Perubahan Izin Lingkungan
Penanggung jawab Usaha dan/atau
Kegiatan wajib mengajukan permohonan perubahan Izin Lingkungan, apabila Usaha
dan/atau Kegiatan yang telah memperoleh Izin Lingkungan direncanakan untuk
dilakukan perubahan Perubahan Usaha dan/atau Kegiatan sebagaimana dimaksud
meliputi:
·
perubahan kepemilikan Usaha dan/atau Kegiatan.
·
perubahan pengelolaan dan pemantauan lingkungan
hidup.
·
perubahan
yang berpengaruh terhadap lingkungan hidup yang memenuhi kriteria :
1. perubahan dalam
penggunaan alat-alat produksi yang berpengaruh
terhadap lingkungan hidup.
2. penambahan kapasitas produksi.
3. perubahan
spesifikasi teknik yang memengaruhi lingkungan.
4. perubahan sarana
Usaha dan/atau Kegiatan.
5. perluasan lahan dan bangunan Usaha dan/atau
Kegiatan.
6. perubahan waktu
atau durasi operasi Usaha dan/atau Kegiatan.
7. Usaha dan/atau Kegiatan di dalam kawasan
yang belum tercakup di dalam Izin Lingkungan.
8. terjadinya
perubahan kebijakan pemerintah yang ditujukan dalam rangka peningkatan
perlindungan dan pengelolaan lingkungan hidup.
9. terjadi perubahan lingkungan hidup yang
sangat mendasar akibat peristiwa alam atau karena
akibat lain, sebelum dan pada waktu Usaha dan/atau Kegiatan yang bersangkutan
dilaksanakan.
3.
KETENTUAN PERIZINAN AMDAL
a. Titik Paut perizinan dan AMDAL
Letak
kaitan antara perizinan dan AMDAL
(analisis mengenai dampak lingkungan) adalah bahwasannya semua kegiatan pembangunan harus berjalan serasi dan
seimbang dengan pengelolaan lingkungan hidup. Dengan kata lain, dalam memberikan perizinan suatu rencana kegiatan dalam tahap perencanaan, kegiatan dalam tahap
operasional, kegiatan transportasi dan distribusi hasil produksi, senantiasa
harus mempertimbangkan aspek ekologis. Apabila suatu pembangunan hanya
memperhatikan aspek positifnya dalam hal ini pertumbuhan dan kemajuan ekonomi,
tanpa melihat aspek negatif yang timbul dari suatu pembangunan, maka akan
terjadi kerusakan pada lingkungan dan sumber daya alam. Pada akhirnya
lingkungan dan SDA tidak dapat lagi mendukung pelaksanaan pembangunan.

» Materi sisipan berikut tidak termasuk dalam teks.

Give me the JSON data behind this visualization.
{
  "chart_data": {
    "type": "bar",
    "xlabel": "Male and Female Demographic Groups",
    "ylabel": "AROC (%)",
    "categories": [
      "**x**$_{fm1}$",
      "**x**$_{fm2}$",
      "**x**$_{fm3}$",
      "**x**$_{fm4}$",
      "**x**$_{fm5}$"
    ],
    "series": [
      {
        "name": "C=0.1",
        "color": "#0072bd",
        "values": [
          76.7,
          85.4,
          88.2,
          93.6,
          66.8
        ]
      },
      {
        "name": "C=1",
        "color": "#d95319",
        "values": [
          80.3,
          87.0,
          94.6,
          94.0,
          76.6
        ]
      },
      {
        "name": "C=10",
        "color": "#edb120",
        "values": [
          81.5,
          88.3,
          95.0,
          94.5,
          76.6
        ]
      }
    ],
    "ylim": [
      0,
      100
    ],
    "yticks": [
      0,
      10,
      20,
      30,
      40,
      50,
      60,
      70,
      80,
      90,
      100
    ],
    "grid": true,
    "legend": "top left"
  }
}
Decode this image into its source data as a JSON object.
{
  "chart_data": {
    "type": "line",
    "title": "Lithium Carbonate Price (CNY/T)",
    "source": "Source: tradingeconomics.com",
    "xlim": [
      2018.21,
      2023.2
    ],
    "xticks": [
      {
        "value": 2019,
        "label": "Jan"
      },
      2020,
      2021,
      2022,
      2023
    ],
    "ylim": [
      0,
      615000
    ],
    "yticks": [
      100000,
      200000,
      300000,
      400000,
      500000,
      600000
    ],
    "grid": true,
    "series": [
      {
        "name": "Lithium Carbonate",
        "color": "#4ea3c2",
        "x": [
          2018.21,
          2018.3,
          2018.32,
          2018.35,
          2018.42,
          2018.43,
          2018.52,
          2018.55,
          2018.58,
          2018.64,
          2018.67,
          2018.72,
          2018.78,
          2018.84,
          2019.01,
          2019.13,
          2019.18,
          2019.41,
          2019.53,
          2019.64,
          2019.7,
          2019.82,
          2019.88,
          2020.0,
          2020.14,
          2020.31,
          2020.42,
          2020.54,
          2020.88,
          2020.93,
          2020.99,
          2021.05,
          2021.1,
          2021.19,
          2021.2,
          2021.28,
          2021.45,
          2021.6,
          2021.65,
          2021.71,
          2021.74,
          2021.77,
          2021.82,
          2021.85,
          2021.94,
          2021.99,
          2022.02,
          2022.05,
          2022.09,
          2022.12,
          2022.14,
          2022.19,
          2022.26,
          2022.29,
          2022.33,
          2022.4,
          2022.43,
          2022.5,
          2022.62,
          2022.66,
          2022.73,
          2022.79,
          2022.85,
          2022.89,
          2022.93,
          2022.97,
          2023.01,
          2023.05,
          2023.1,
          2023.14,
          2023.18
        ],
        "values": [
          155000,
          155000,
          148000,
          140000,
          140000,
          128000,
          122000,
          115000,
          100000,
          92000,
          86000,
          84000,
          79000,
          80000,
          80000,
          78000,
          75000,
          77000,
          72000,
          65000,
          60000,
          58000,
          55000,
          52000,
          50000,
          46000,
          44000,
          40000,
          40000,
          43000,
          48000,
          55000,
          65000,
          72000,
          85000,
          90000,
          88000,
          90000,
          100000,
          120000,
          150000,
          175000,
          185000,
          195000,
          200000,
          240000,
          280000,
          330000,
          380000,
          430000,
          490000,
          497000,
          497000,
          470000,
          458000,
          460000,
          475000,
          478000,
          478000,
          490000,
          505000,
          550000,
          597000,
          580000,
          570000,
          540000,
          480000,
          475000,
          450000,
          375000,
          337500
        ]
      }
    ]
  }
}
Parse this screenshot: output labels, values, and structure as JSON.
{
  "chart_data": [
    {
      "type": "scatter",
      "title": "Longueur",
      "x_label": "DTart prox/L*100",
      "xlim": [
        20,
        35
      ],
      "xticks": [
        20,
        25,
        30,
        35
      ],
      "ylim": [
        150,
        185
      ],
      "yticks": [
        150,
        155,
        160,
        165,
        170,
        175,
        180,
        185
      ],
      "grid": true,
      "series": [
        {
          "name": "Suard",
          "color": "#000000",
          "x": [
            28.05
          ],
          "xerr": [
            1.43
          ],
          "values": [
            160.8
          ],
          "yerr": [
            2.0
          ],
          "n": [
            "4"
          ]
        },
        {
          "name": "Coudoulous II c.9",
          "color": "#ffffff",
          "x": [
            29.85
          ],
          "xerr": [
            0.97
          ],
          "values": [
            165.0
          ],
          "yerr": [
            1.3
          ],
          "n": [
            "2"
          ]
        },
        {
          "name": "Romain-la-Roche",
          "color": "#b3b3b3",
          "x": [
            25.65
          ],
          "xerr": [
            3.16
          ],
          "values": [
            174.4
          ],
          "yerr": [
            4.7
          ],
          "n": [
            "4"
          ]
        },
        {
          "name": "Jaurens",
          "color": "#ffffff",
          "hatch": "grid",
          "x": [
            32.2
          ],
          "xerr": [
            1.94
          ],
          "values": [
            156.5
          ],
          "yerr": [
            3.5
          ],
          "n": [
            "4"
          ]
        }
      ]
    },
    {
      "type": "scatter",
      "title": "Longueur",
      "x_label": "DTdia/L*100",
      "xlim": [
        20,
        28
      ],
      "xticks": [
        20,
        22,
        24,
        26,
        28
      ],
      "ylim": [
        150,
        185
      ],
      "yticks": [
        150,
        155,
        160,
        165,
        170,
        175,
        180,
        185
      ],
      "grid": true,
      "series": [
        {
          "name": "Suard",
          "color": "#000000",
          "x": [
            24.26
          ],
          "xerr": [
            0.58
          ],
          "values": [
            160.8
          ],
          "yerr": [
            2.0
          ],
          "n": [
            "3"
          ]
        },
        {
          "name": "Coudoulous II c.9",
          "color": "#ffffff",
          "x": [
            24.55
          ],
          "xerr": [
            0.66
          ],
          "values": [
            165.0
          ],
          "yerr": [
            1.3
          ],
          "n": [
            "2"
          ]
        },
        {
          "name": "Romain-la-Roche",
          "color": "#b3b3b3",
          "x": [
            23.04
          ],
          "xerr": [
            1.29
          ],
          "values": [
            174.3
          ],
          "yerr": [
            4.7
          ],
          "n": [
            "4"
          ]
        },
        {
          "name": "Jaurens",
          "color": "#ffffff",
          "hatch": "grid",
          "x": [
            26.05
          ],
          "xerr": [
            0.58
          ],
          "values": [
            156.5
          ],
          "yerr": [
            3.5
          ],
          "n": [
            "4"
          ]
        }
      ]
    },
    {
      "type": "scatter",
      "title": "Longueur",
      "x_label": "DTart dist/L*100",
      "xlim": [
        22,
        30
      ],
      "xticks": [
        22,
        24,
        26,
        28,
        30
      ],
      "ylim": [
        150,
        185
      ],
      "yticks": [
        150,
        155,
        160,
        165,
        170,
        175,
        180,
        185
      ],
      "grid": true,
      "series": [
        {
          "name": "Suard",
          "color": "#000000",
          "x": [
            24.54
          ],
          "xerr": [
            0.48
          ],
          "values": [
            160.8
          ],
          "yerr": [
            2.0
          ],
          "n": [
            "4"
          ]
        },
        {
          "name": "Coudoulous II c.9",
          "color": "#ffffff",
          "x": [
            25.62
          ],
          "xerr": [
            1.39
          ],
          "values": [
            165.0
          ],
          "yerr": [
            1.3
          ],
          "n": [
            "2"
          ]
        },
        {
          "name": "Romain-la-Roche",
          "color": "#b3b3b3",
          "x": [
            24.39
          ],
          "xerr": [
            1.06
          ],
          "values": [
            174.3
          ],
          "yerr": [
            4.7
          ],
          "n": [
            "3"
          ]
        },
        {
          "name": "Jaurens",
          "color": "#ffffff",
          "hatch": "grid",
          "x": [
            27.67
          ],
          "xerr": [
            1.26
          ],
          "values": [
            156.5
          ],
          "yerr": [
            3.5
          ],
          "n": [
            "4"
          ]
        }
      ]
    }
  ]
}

Dalam pasal 22 Undang-Undang No. 32 Th. 2009 disebutkan bahwa
setiap usaha/kegiatan yang berdampak penting terhadap lingkungan hidup wajib
memiliki AMDAL. Ketentuan pasal 22 ini sejalan dengan pasal 36, bahwa setiap
usaha dan/atau kegiatan yang wajib memiliki AMDAL atau UKL-UPL wajib memiliki
izin lingkungan. Dengan adanya kewajiban tersebut adalah
merupakan syarat dalam pemberian izin, maka penyelenggaraan bidang usaha
senantiasa terikat guna melakukan tindakan pelestarian lingkungan hidup dalam
menunjang pembangunan yang berkesinambungan. Rangkaian ketentuan tersebut
bekenaan dengan perizinan yang dapat disimpulkan bahwa
dalam setiap perizinan bidang usaha, baik pada proses tahap perencanaan atau
operasional harus selalu dikaitkan dengan AMDAL. Artinya bahwa hal yang
berkenaan dengan ANDAL (analisis dampak lingkungan) harus diintegrasikan ke
dalam setiap izin yang dikeluarkan oleh instansi yang berwenang atau dengan
kata lain menginternalisasikan AMDAL ke dalam perizinan suatu usaha/kegiatan.
Merupakan contoh adalah :
i.
Pendirian
industri yang menimbulkan dampak penting terhadap lingkungan diwajibkan membuat
ANDAL, RKL dan RPL sebelum diterbitkannya surat izin industrinya.
ii.
Perizinan
HO bagi proyek-proyek PMA dan PMDN dimana Badan Koordinasi Penanaman Modal
(BKPM) mencamtumkan keharusan-keharusan membuat AMDAL
b. Pelaksanaan AMDAL
Kewajiban
untuk melaksanakan AMDAL bagi rencana kegiatan yang mempunyai dampak penting
terhadap lingkungan adalah bertujuan melestarikan
eksistensi dan kemampuan lingkungan hidup dan SDA guna mendukung pembangunan
berkelanjutan berwawasan lingkungan berorientasi pada pelestarian dan kemampuan
lingkungan hidup dan SDA, agar pembangunan dapat dilakukan secara continue
generasi ke generasi. Meskipun maksud dan tujuan AMDAL adalah baik,
dalam pelaksanaanya terdapat kecenderungan menghindari atau menyalahgunakannya,
AMDAL hanya dilakukan sebagai formalitas belaka dengan tujuan izin yang
diperlukan dapat diperoleh. Pelaksanaan AMDAL yang melibatkan banyak pihak
dengan prosedur yang birokratis dianggap banyak memakan waktu dan biaya.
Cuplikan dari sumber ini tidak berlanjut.